Frankenhooker (1990)
Dir- Frank Henenlotter
Ever wish you could have the girl of your dreams, well a young scientist has a great one until his latest lawnmower invention cuts her head off and kills her. He then becomes obsessed with rebuilding her and dopes prostitutes with an explosive form of crack for their body parts. He then pieces her together in a Bride of Frankenstein style, yet her hooker tendencies come out, and she ends up killing her tricks. More of a parody than a straight horror film, the real gag is that the cartoonish gore and stitched up the body are pretty decent.
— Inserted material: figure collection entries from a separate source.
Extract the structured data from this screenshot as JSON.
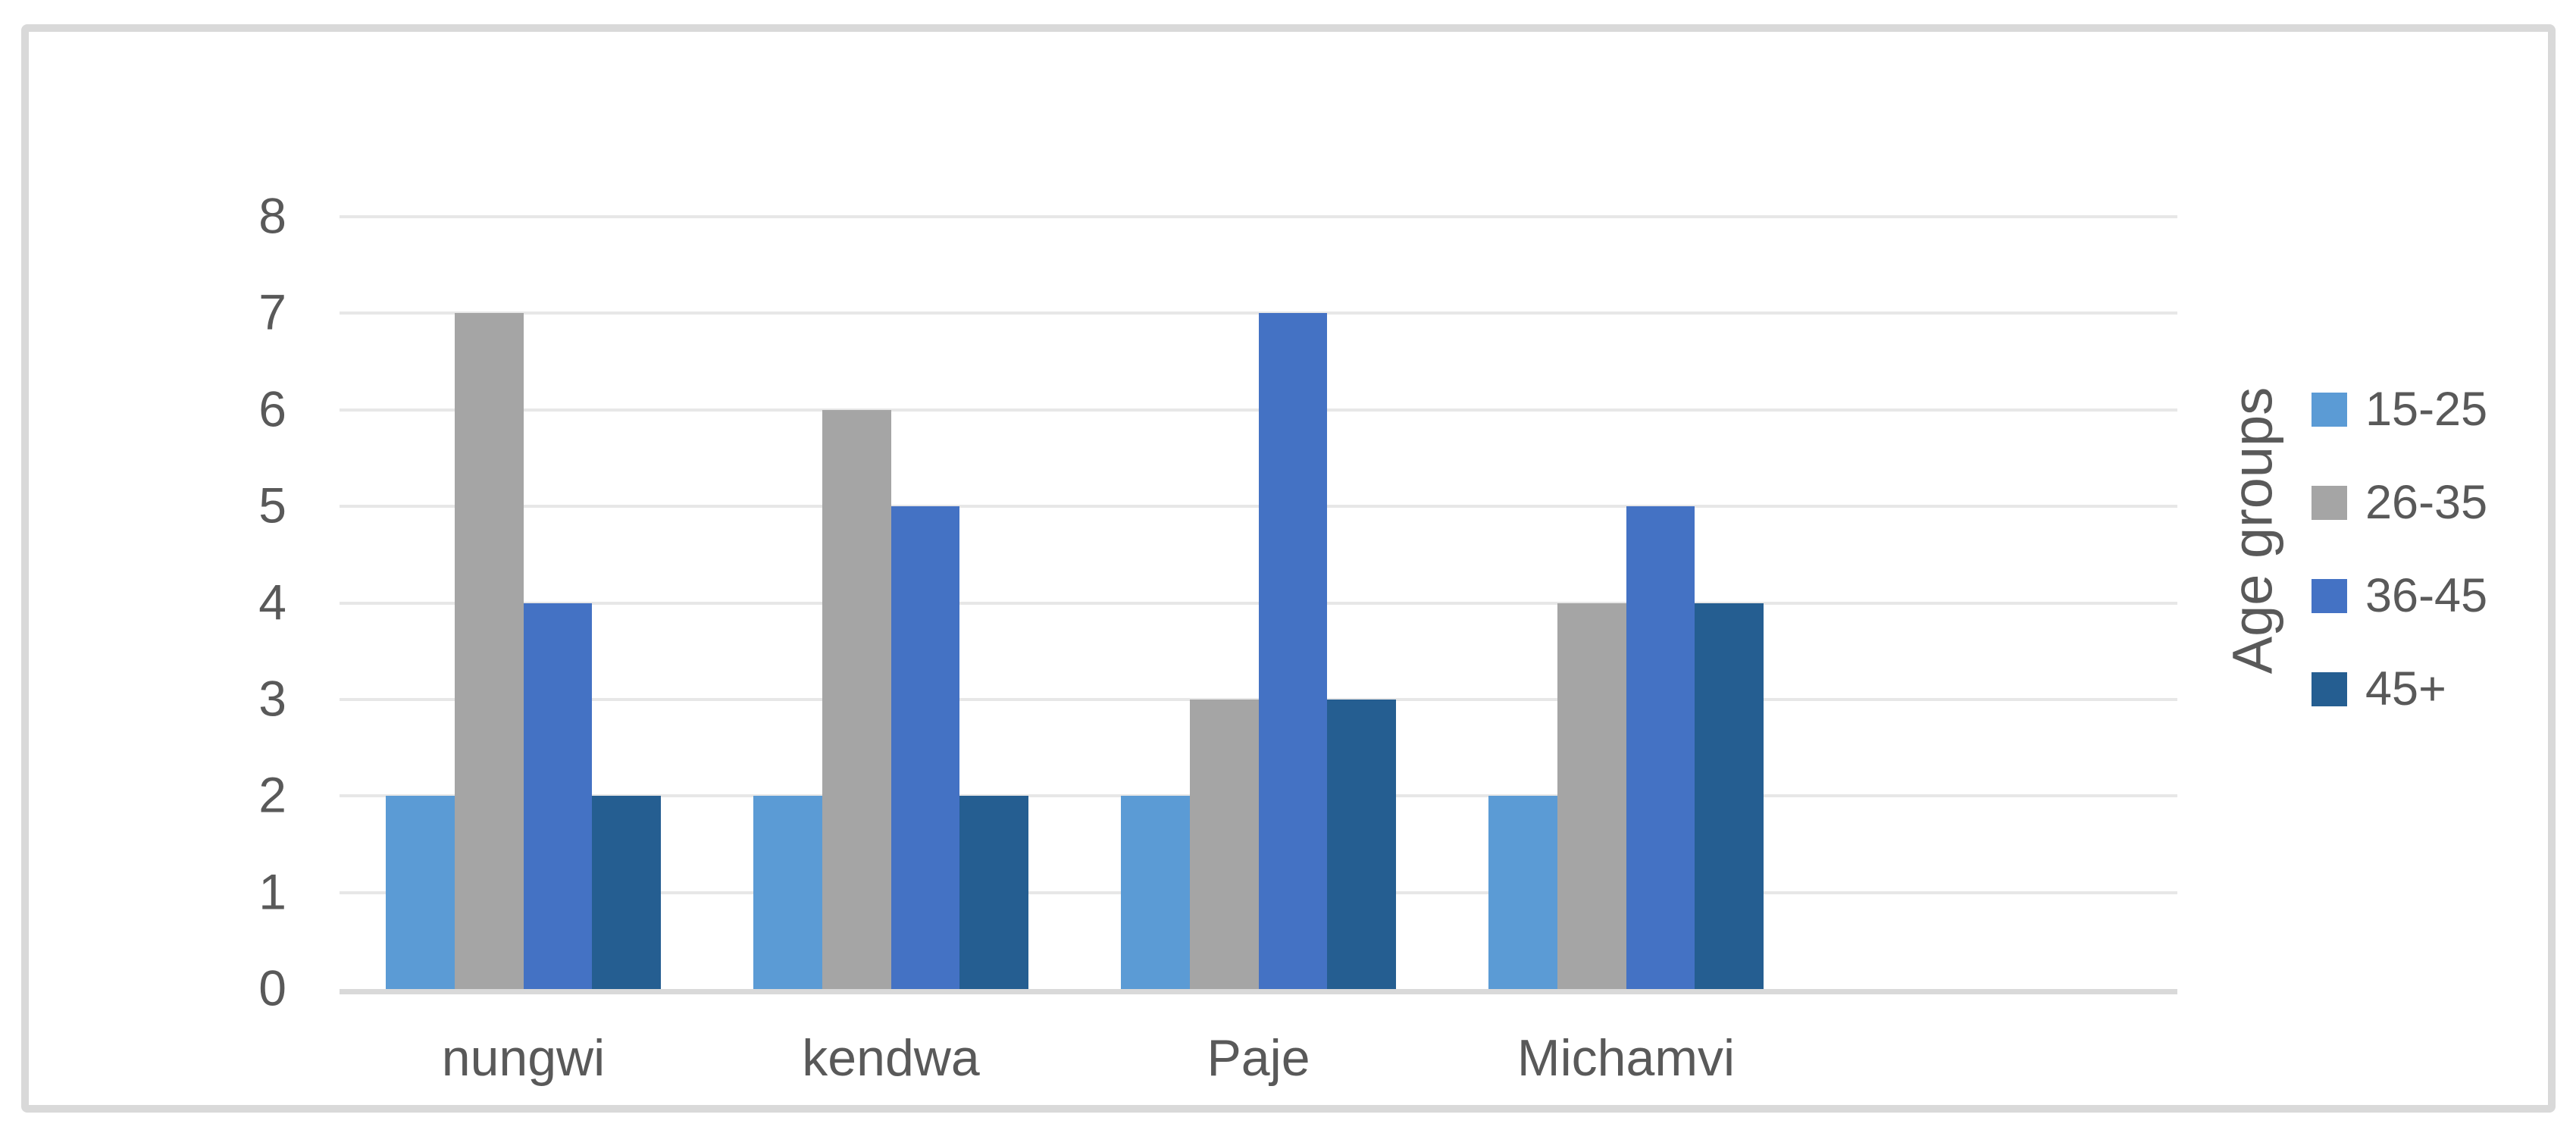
{
  "chart_data": {
    "type": "bar",
    "title": "",
    "categories": [
      "nungwi",
      "kendwa",
      "Paje",
      "Michamvi"
    ],
    "series": [
      {
        "name": "15-25",
        "color": "#5B9BD5",
        "values": [
          2,
          2,
          2,
          2
        ]
      },
      {
        "name": "26-35",
        "color": "#A5A5A5",
        "values": [
          7,
          6,
          3,
          4
        ]
      },
      {
        "name": "36-45",
        "color": "#4472C4",
        "values": [
          4,
          5,
          7,
          5
        ]
      },
      {
        "name": "45+",
        "color": "#255E91",
        "values": [
          2,
          2,
          3,
          4
        ]
      }
    ],
    "ylim": [
      0,
      8
    ],
    "yticks": [
      "0",
      "1",
      "2",
      "3",
      "4",
      "5",
      "6",
      "7",
      "8"
    ],
    "xlabel": "",
    "ylabel": "",
    "legend_title": "Age groups",
    "legend_position": "right",
    "grid": "horizontal-major",
    "empty_trailing_slots": 1
  },
  "colors": {
    "text": "#595959",
    "gridline": "#E7E7E7",
    "axis_line": "#D9D9D9",
    "frame_border": "#D9D9D9",
    "background": "#FFFFFF"
  }
}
The director Frank Henenlotter was also responsible for Basket Case and Brain Damage, and with the film's wildly funny direction and outrageousness it shows.



The Ghoulies (1984) 
Dir- Luca Bercovici
I recall when this one was released, it was such a blatant rip-off of the hugely successful Gremlins movie that it got some people to watch it. A guy inherits an old house and finds the evil Bible that his Satanist father used to worship. He then becomes possessed, and after reading it, we get a mixed group of little demons. The Ghoulies are a slightly sick and creepy looking set of puppets that invade the house and reap havoc. What we then get is a standard fight them back into hell showdown with lots of blood and guts. I guess they wanted us to think the ghoulies were cute and cuddly, but most were just plain ugly.